In Entertainment Weekly , Chris Nashawaty recognized the film as "a return to the rousing, mainstream court drama that flourished during the golden Grisham cinema era of the mid-1990s." In contrast to these, however, the (although “captivating”) court case forms “just the backdrop” behind which “a more emotional story about fathers and sons” is hidden, which “is played like a duet by two virtuoso actors who contributed to the film not only give everything they have, but probably more than is necessary at all ”.

AO Scott wrote in The New York Times that the "long, fluffy, meandering film" had little interest in saving time.
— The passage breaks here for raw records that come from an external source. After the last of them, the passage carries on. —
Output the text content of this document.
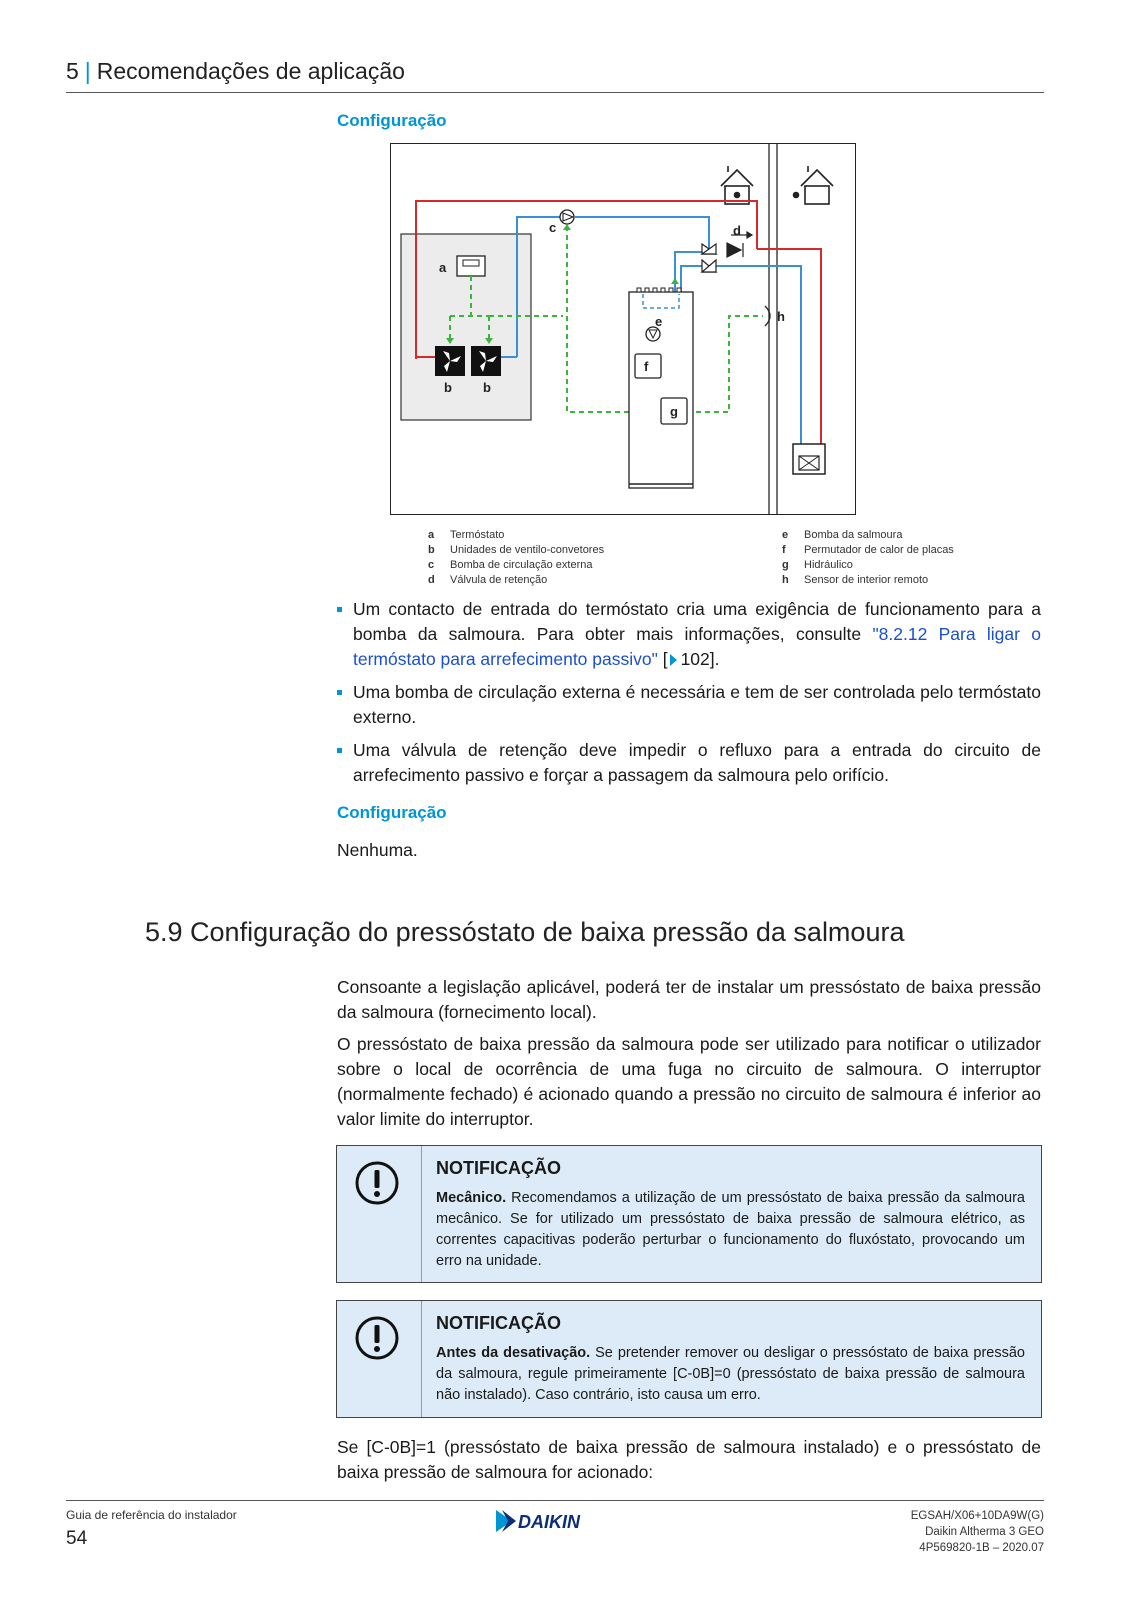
5 | Recomendações de aplicação
Configuração
a
b b
c	d
e
f
g
h
a	Termóstato
b	Unidades de ventilo-convetores
c	Bomba de circulação externa
d	Válvula de retenção
e	Bomba da salmoura
f	Permutador de calor de placas
g	Hidráulico
h	Sensor de interior remoto
Um contacto de entrada do termóstato cria uma exigência de funcionamento para a bomba da salmoura. Para obter mais informações, consulte "8.2.12 Para ligar o termóstato para arrefecimento passivo" [ 102].
Uma bomba de circulação externa é necessária e tem de ser controlada pelo termóstato externo.
Uma válvula de retenção deve impedir o refluxo para a entrada do circuito de arrefecimento passivo e forçar a passagem da salmoura pelo orifício.
Configuração
Nenhuma.
5.9 Configuração do pressóstato de baixa pressão da salmoura
Consoante a legislação aplicável, poderá ter de instalar um pressóstato de baixa pressão da salmoura (fornecimento local).
O pressóstato de baixa pressão da salmoura pode ser utilizado para notificar o utilizador sobre o local de ocorrência de uma fuga no circuito de salmoura. O interruptor (normalmente fechado) é acionado quando a pressão no circuito de salmoura é inferior ao valor limite do interruptor.
NOTIFICAÇÃO
Mecânico. Recomendamos a utilização de um pressóstato de baixa pressão da salmoura mecânico. Se for utilizado um pressóstato de baixa pressão de salmoura elétrico, as correntes capacitivas poderão perturbar o funcionamento do fluxóstato, provocando um erro na unidade.
NOTIFICAÇÃO
Antes da desativação. Se pretender remover ou desligar o pressóstato de baixa pressão da salmoura, regule primeiramente [C-0B]=0 (pressóstato de baixa pressão de salmoura não instalado). Caso contrário, isto causa um erro.
Se [C-0B]=1 (pressóstato de baixa pressão de salmoura instalado) e o pressóstato de baixa pressão de salmoura for acionado:
Guia de referência do instalador
54
DAIKIN	EGSAH/X06+10DA9W(G)
Daikin Altherma 3 GEO
4P569820-1B – 2020.07
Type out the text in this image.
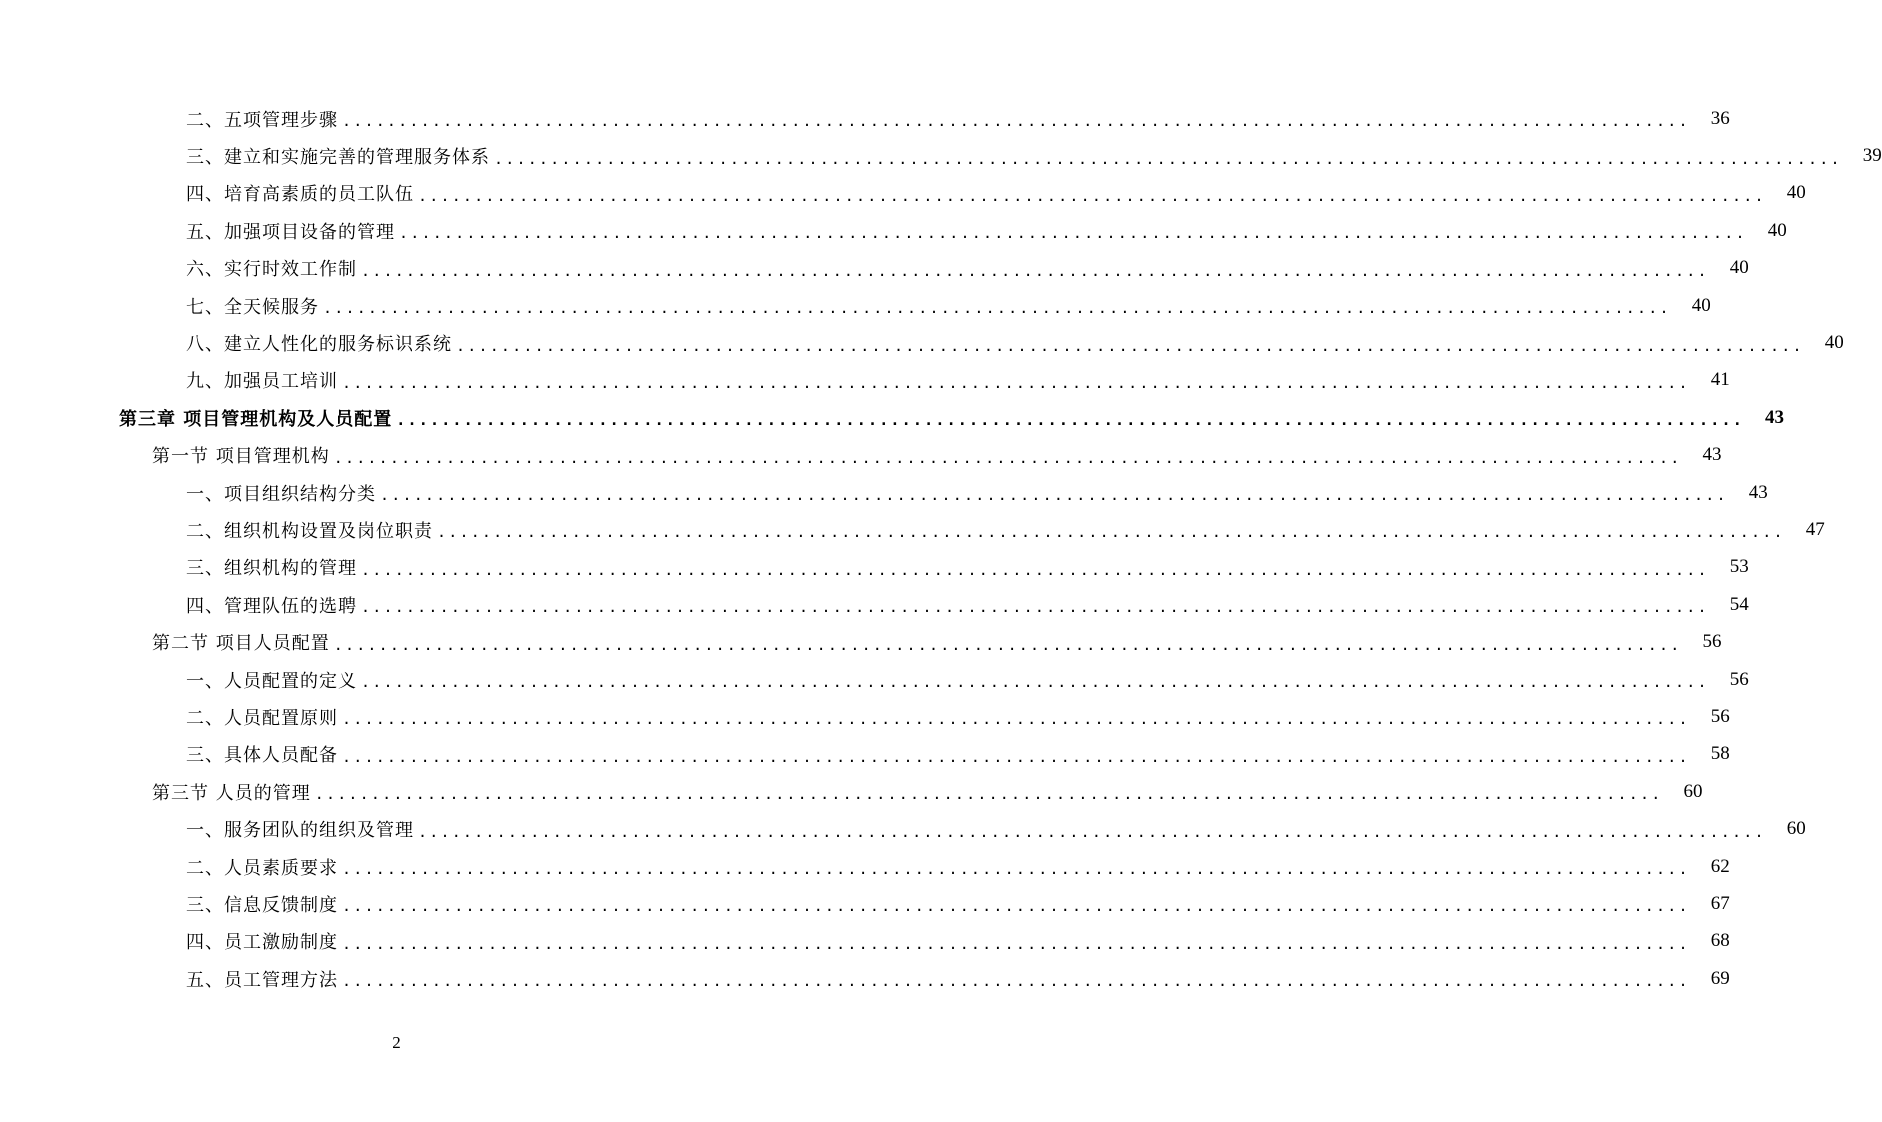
二、五项管理步骤 ........................................................................................................................	36
三、建立和实施完善的管理服务体系 ........................................................................................................................	39
四、培育高素质的员工队伍 ........................................................................................................................	40
五、加强项目设备的管理 ........................................................................................................................	40
六、实行时效工作制 ........................................................................................................................	40
七、全天候服务 ........................................................................................................................	40
八、建立人性化的服务标识系统 ........................................................................................................................	40
九、加强员工培训 ........................................................................................................................	41
第三章 项目管理机构及人员配置 ........................................................................................................................	43
第一节 项目管理机构 ........................................................................................................................	43
一、项目组织结构分类 ........................................................................................................................	43
二、组织机构设置及岗位职责 ........................................................................................................................	47
三、组织机构的管理 ........................................................................................................................	53
四、管理队伍的选聘 ........................................................................................................................	54
第二节 项目人员配置 ........................................................................................................................	56
一、人员配置的定义 ........................................................................................................................	56
二、人员配置原则 ........................................................................................................................	56
三、具体人员配备 ........................................................................................................................	58
第三节 人员的管理 ........................................................................................................................	60
一、服务团队的组织及管理 ........................................................................................................................	60
二、人员素质要求 ........................................................................................................................	62
三、信息反馈制度 ........................................................................................................................	67
四、员工激励制度 ........................................................................................................................	68
五、员工管理方法 ........................................................................................................................	69
2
The "good actors" were encouraged to "graze on a pasture that was overgrown with plot thickets and clumps of simple sentimentality". The title-giving main character is "the only reason to be interested in the film"; Judge Palmer is "a collection of character traits in search of a coherent figure" that Duvall comes "very close to through pure professionalism". Scott found "enough drama for three films, none of which would be particularly original"; After a while, The Judge turns out to be a "screeching, macho-like maudlin hidden family secrets melodrama" and it all comes down to "narrative growth", "which is as unconvincing as the suspiciously rural, nostalgic city in which everything happens" .

Awards and nominations

Web links

Individual evidence

  1. Release certificate for Der Richter - Right or Honor . Voluntary self-regulation of the film industry , October 2014 (PDF; test number: 147 368 K).
  2. a b Age rating for Der Richter - Recht oder Ehre . Youth Media Commission .
  3. ↑ Interesting facts about “The Judge - Law or Honor”, ​​filmstarts.de
  4. ^ Trivia (Worth knowing), Filmstarts.de
  5. The Judge . In: BoxOfficeMojo.com . Retrieved November 1, 2014.
  6. The Judge - Right or Honor. In: synchronkartei.de. German dubbing file , accessed on December 23, 2018 .
  7. ^ The Judge (2014). Rotten Tomatoes, accessed on November 4, 2014 (English): "Solidly cast and beautifully filmed but thoroughly clichéd, The Judge seems destined to preside over a large jurisdiction of the basic cable afternoon-viewing circuit."
  8. The Judge - Right or Honor. (PDF) German Film and Media Assessment (FBW), accessed on November 4, 2014 .
  9. Martin Schwickert: We have to talk. Der Tagesspiegel , October 16, 2014, accessed on November 4, 2014 .
  10. Bert Rebhandl: "The Judge": Robert Downey jr. as an arrogant lawyer . In: The Standard . October 17, 2014 ( online article [accessed November 4, 2014]).
  11. The Judge - Right or Honor. In: Filmdienst.de. Retrieved July 23, 2017 .
  12. Chris Nashawaty: The Judge: Review. Entertainment Weekly, October 17, 2014, accessed on November 4, 2014 (English): "The film is a throwback to the rousing, middle-of-the-road courtroom dramas that flourished during the Grisham box office gold rush of the mid- '90s. ... What makes the film more than just a dusty Grisham retread is that the case (as compelling as it is) is merely the backdrop for a more emotionally engaging story about fathers and sons played, like a duet, by two virtuoso actors who give the film not only all they have but probably more than it requires. "
  13. ^ AO Scott: Back Home Again, and Little Has Changed . In: The New York Times . October 10, 2014, p. C13 ( Online article [accessed on November 4, 2014] “Presumably to save time - something this long, baggy, meandering film, directed by David Dobkin from a screenplay by Nick Schenk and Bill Dubuque, otherwise has very little interest in doing.… Played by fine actors encouraged to graze in a meadow overgrown with thickets of plot and clumps of easy sentimentality.… The patriarch of the Palmer brood is the title character and the only reason to take an interest in this movie, since he is played by Robert Duvall . ... He is, more precisely, a collection of personality traits in search of a coherent character, which Mr. Duvall, by dint of sheer professionalism, comes very close to supplying. ... The road to that touching, foreordained moment passes through enough dramatic incident for three movies, none of them terribly original.… And then “The Judge” turns into a crime story, and a supershouty, macho-weepy, buried-family-secrets melodrama.… They add up to a sprawl of narrative that is as unconvincing as the suspiciously sprawl-free, nostalgia-tinged town where it all takes place. ”).